The FDA has long regulated imaging agents, such as barium, as drugs (not devices) even though some imaging agents meet the definition of both a drug and device. “For the past two decades, FDA has generally regulated the imaging agents used in these procedures as drugs without consideration of whether they appear to achieve their primary intended purposes through chemical action within or on the body or whether they are dependent upon metabolization for the achievement of their primary intended purposes,” FDA said.
However, in the Genus decision, the Court found that the FDA does not have discretion to regulate products that meet the device definition as drugs. The Court of Appeals found that the FDA cannot classify any product that meets the definition of a device as a drug, except for combination products: “devices must be regulated as devices and drugs—if they do not also satisfy the device definition—must be registered as drugs.”
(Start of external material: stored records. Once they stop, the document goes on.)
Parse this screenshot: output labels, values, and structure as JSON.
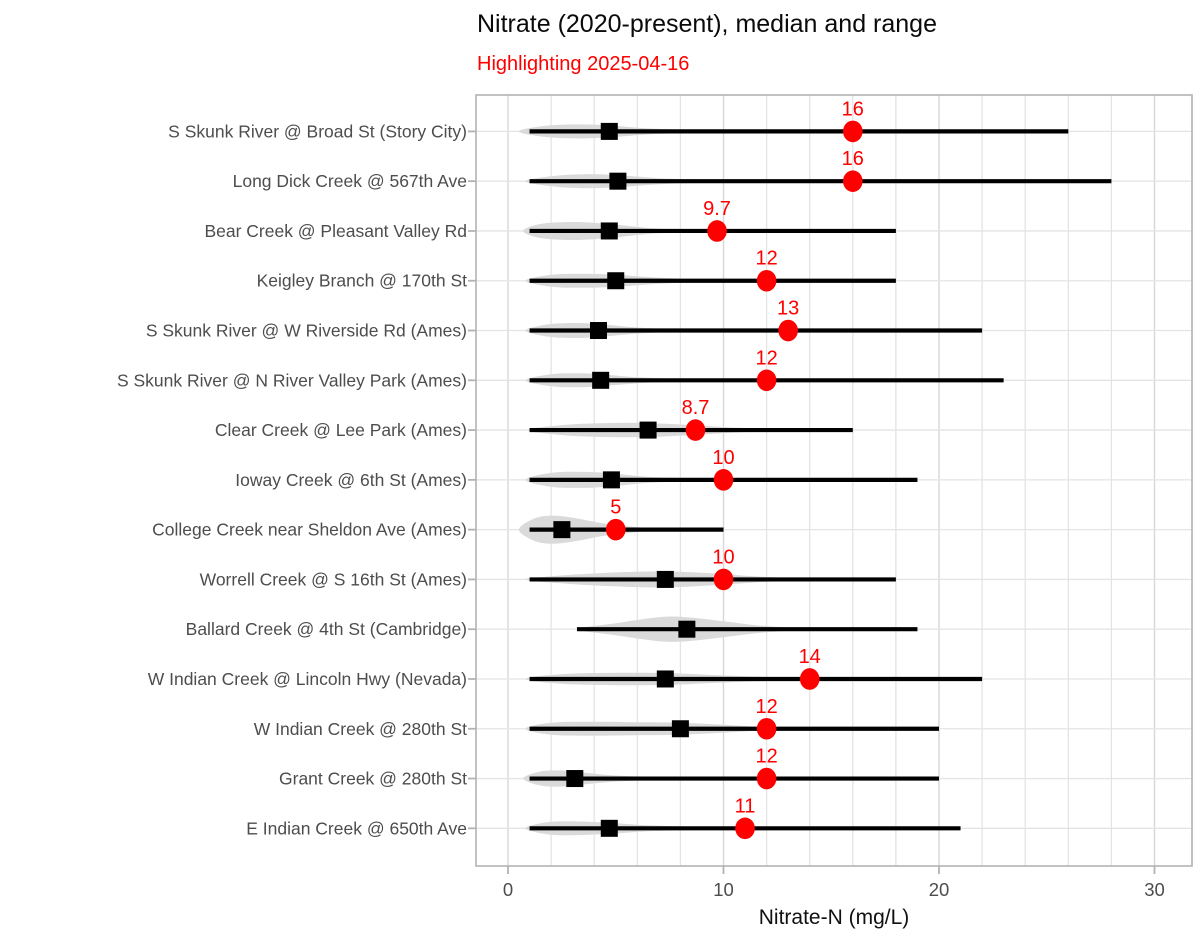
{
  "title": "Nitrate (2020-present), median and range",
  "subtitle": "Highlighting 2025-04-16",
  "chart_data": {
    "type": "violin-range-dot",
    "title": "Nitrate (2020-present), median and range",
    "subtitle": "Highlighting 2025-04-16",
    "xlabel": "Nitrate-N (mg/L)",
    "x_tick_labels": [
      "0",
      "10",
      "20",
      "30"
    ],
    "x_ticks": [
      0,
      10,
      20,
      30
    ],
    "x_minor_step": 2,
    "xlim": [
      -1.5,
      31.7
    ],
    "grid": true,
    "legend": "none",
    "colors": {
      "highlight": "#fe0000",
      "range_line": "#000000",
      "median_square": "#000000",
      "violin_fill": "#d8d8d8",
      "grid_minor": "#e4e4e4",
      "grid_major": "#d7d7d7",
      "panel_border": "#b3b3b3",
      "axis_text": "#4d4d4d",
      "tick_mark": "#b3b3b3"
    },
    "rows": [
      {
        "label": "S Skunk River @ Broad St (Story City)",
        "min": 1,
        "max": 26,
        "median": 4.7,
        "highlight": 16,
        "highlight_label": "16",
        "violin": [
          [
            0.5,
            0
          ],
          [
            1.5,
            5
          ],
          [
            3,
            7
          ],
          [
            4.7,
            6
          ],
          [
            6.5,
            3
          ],
          [
            8.5,
            1.5
          ],
          [
            10.5,
            0
          ]
        ]
      },
      {
        "label": "Long Dick Creek @ 567th Ave",
        "min": 1,
        "max": 28,
        "median": 5.1,
        "highlight": 16,
        "highlight_label": "16",
        "violin": [
          [
            0.8,
            0
          ],
          [
            2,
            5
          ],
          [
            3.5,
            7
          ],
          [
            5.1,
            6
          ],
          [
            7,
            3
          ],
          [
            9,
            1.5
          ],
          [
            10.5,
            0
          ]
        ]
      },
      {
        "label": "Bear Creek @ Pleasant Valley Rd",
        "min": 1,
        "max": 18,
        "median": 4.7,
        "highlight": 9.7,
        "highlight_label": "9.7",
        "violin": [
          [
            0.7,
            0
          ],
          [
            1.5,
            7
          ],
          [
            3,
            9
          ],
          [
            4.7,
            7
          ],
          [
            6.5,
            3
          ],
          [
            8,
            1.5
          ],
          [
            9.5,
            0
          ]
        ]
      },
      {
        "label": "Keigley Branch @ 170th St",
        "min": 1,
        "max": 18,
        "median": 5.0,
        "highlight": 12,
        "highlight_label": "12",
        "violin": [
          [
            0.8,
            0
          ],
          [
            2,
            6
          ],
          [
            3.5,
            7
          ],
          [
            5,
            6
          ],
          [
            7,
            3
          ],
          [
            9,
            1.5
          ],
          [
            11,
            0.8
          ],
          [
            13,
            0
          ]
        ]
      },
      {
        "label": "S Skunk River @ W Riverside Rd (Ames)",
        "min": 1,
        "max": 22,
        "median": 4.2,
        "highlight": 13,
        "highlight_label": "13",
        "violin": [
          [
            0.8,
            0
          ],
          [
            1.8,
            6
          ],
          [
            3,
            7.5
          ],
          [
            4.2,
            6.5
          ],
          [
            6,
            3
          ],
          [
            8,
            1.2
          ],
          [
            9.5,
            0
          ]
        ]
      },
      {
        "label": "S Skunk River @ N River Valley Park (Ames)",
        "min": 1,
        "max": 23,
        "median": 4.3,
        "highlight": 12,
        "highlight_label": "12",
        "violin": [
          [
            0.8,
            0
          ],
          [
            2,
            6
          ],
          [
            3.2,
            7
          ],
          [
            4.3,
            6
          ],
          [
            6,
            3
          ],
          [
            8,
            1.2
          ],
          [
            10,
            0
          ]
        ]
      },
      {
        "label": "Clear Creek @ Lee Park (Ames)",
        "min": 1,
        "max": 16,
        "median": 6.5,
        "highlight": 8.7,
        "highlight_label": "8.7",
        "violin": [
          [
            0.9,
            0
          ],
          [
            2.5,
            5
          ],
          [
            4.5,
            7
          ],
          [
            6.5,
            7
          ],
          [
            8.5,
            5
          ],
          [
            10.5,
            2.5
          ],
          [
            12.5,
            1
          ],
          [
            14,
            0
          ]
        ]
      },
      {
        "label": "Ioway Creek @ 6th St (Ames)",
        "min": 1,
        "max": 19,
        "median": 4.8,
        "highlight": 10,
        "highlight_label": "10",
        "violin": [
          [
            0.8,
            0
          ],
          [
            2,
            7
          ],
          [
            3.5,
            8
          ],
          [
            4.8,
            6.5
          ],
          [
            6.5,
            3
          ],
          [
            8.5,
            1.5
          ],
          [
            10.5,
            0.8
          ],
          [
            12,
            0
          ]
        ]
      },
      {
        "label": "College Creek near Sheldon Ave (Ames)",
        "min": 1,
        "max": 10,
        "median": 2.5,
        "highlight": 5,
        "highlight_label": "5",
        "violin": [
          [
            0.5,
            0
          ],
          [
            1.2,
            11
          ],
          [
            2,
            14
          ],
          [
            3,
            12
          ],
          [
            4.5,
            6
          ],
          [
            6,
            2.5
          ],
          [
            7.5,
            0.8
          ],
          [
            8,
            0
          ]
        ]
      },
      {
        "label": "Worrell Creek @ S 16th St (Ames)",
        "min": 1,
        "max": 18,
        "median": 7.3,
        "highlight": 10,
        "highlight_label": "10",
        "violin": [
          [
            0.8,
            0
          ],
          [
            2.5,
            4
          ],
          [
            5,
            7
          ],
          [
            7.3,
            8
          ],
          [
            9.5,
            6
          ],
          [
            11.5,
            3
          ],
          [
            13.5,
            1
          ],
          [
            14.5,
            0
          ]
        ]
      },
      {
        "label": "Ballard Creek @ 4th St (Cambridge)",
        "min": 3.2,
        "max": 19,
        "median": 8.3,
        "highlight": null,
        "highlight_label": "",
        "violin": [
          [
            3.2,
            0
          ],
          [
            5,
            6
          ],
          [
            7,
            12
          ],
          [
            8.3,
            12
          ],
          [
            10,
            8
          ],
          [
            11.5,
            4
          ],
          [
            13,
            1.5
          ],
          [
            13.8,
            0
          ]
        ]
      },
      {
        "label": "W Indian Creek @ Lincoln Hwy (Nevada)",
        "min": 1,
        "max": 22,
        "median": 7.3,
        "highlight": 14,
        "highlight_label": "14",
        "violin": [
          [
            0.8,
            0
          ],
          [
            2,
            4
          ],
          [
            4,
            6
          ],
          [
            7.3,
            6
          ],
          [
            9.5,
            4
          ],
          [
            12,
            2
          ],
          [
            14,
            1
          ],
          [
            15.5,
            0
          ]
        ]
      },
      {
        "label": "W Indian Creek @ 280th St",
        "min": 1,
        "max": 20,
        "median": 8.0,
        "highlight": 12,
        "highlight_label": "12",
        "violin": [
          [
            0.8,
            0
          ],
          [
            2,
            6
          ],
          [
            4,
            7
          ],
          [
            6,
            6.5
          ],
          [
            8,
            6
          ],
          [
            10,
            4
          ],
          [
            11.5,
            2
          ],
          [
            13,
            0
          ]
        ]
      },
      {
        "label": "Grant Creek @ 280th St",
        "min": 1,
        "max": 20,
        "median": 3.1,
        "highlight": 12,
        "highlight_label": "12",
        "violin": [
          [
            0.7,
            0
          ],
          [
            1.5,
            7
          ],
          [
            2.5,
            8
          ],
          [
            3.5,
            6
          ],
          [
            5,
            3
          ],
          [
            7,
            1.5
          ],
          [
            9,
            1
          ],
          [
            11.5,
            0
          ]
        ]
      },
      {
        "label": "E Indian Creek @ 650th Ave",
        "min": 1,
        "max": 21,
        "median": 4.7,
        "highlight": 11,
        "highlight_label": "11",
        "violin": [
          [
            0.8,
            0
          ],
          [
            1.8,
            6
          ],
          [
            3,
            7
          ],
          [
            4.7,
            5.5
          ],
          [
            6.5,
            3
          ],
          [
            9,
            1.5
          ],
          [
            11.5,
            0.8
          ],
          [
            13.5,
            0
          ]
        ]
      }
    ]
  }
}
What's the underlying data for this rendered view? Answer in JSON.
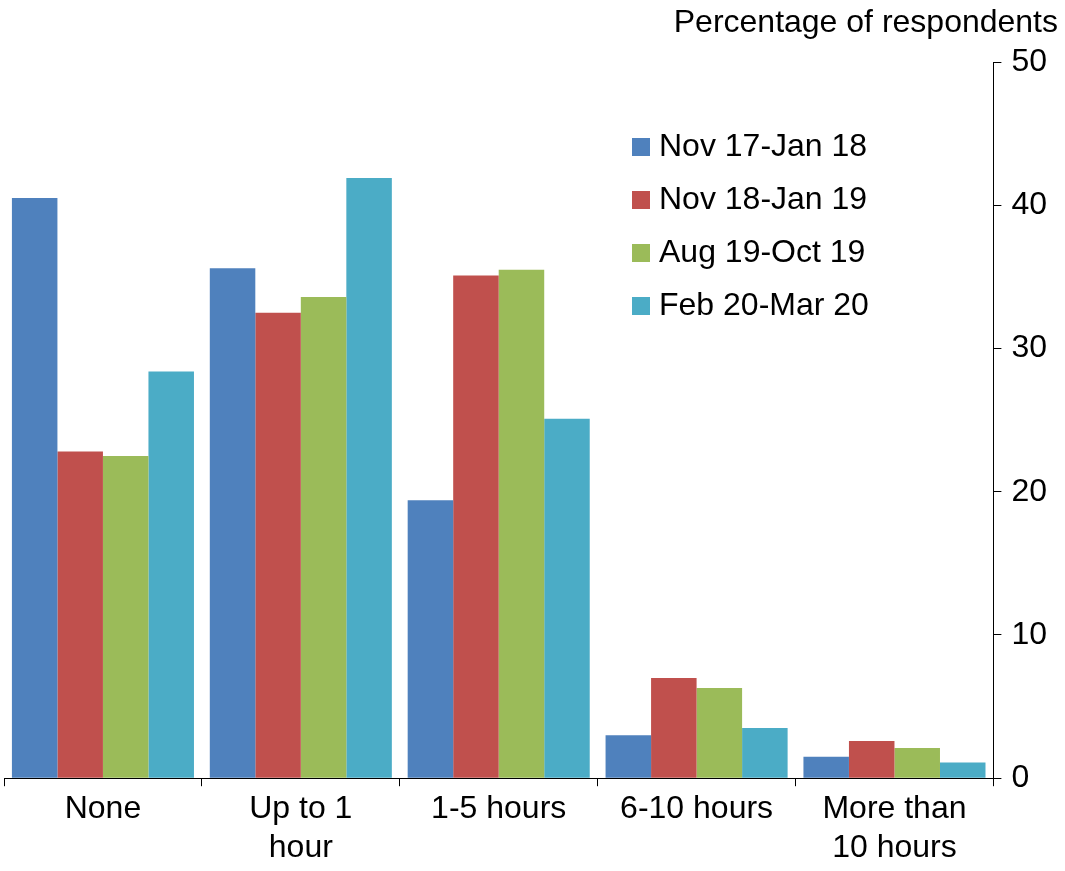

According to the Notice, “Following the Genus decision, we intend to reexamine whether individual imaging agents meet the device definition, including whether they achieve their primary intended purposes through chemical action within or on the body or are dependent upon being metabolized for the achievement of their primary intended purposes.” Therefore, the FDA plans to regulate products that meet both the device and drug definitions as devices, unless the statute indicates that Congress intended a different classification.
In the Notice, FDA made a commitment to trying to make “necessary product transitions in a way that does not disrupt the supply of these important medical products or place undue burden on manufacturers or on the healthcare delivery system.”
The FDA asked for stakeholder input on what products are currently categorized as a drug that may need to be transitioned into regulation as a device, and also indicated it would likely publish a future list in the Federal Register that outlines which products it determines should make the transition.
What’s Next?
While the initial comment period expired in October, the FDA extended the period until November 30, 2021. Therefore, it is likely to be a bit longer before any additional Notices or implementation rules are made public.
In the interim, FDA noted that Sponsors of new drug applications or abbreviated new drug applications should pay the FY 2022 user fees by the due date to avoid being placed on the arrears list and incurring other penalties. However, Sponsors may request refunds for those fees in the future if necessary, and FDA anticipates refunding user fees for those products that transition from drug status to device status.
Additionally, FDA stated that there is no action needed on marketed products until the FDA notifies the product sponsors.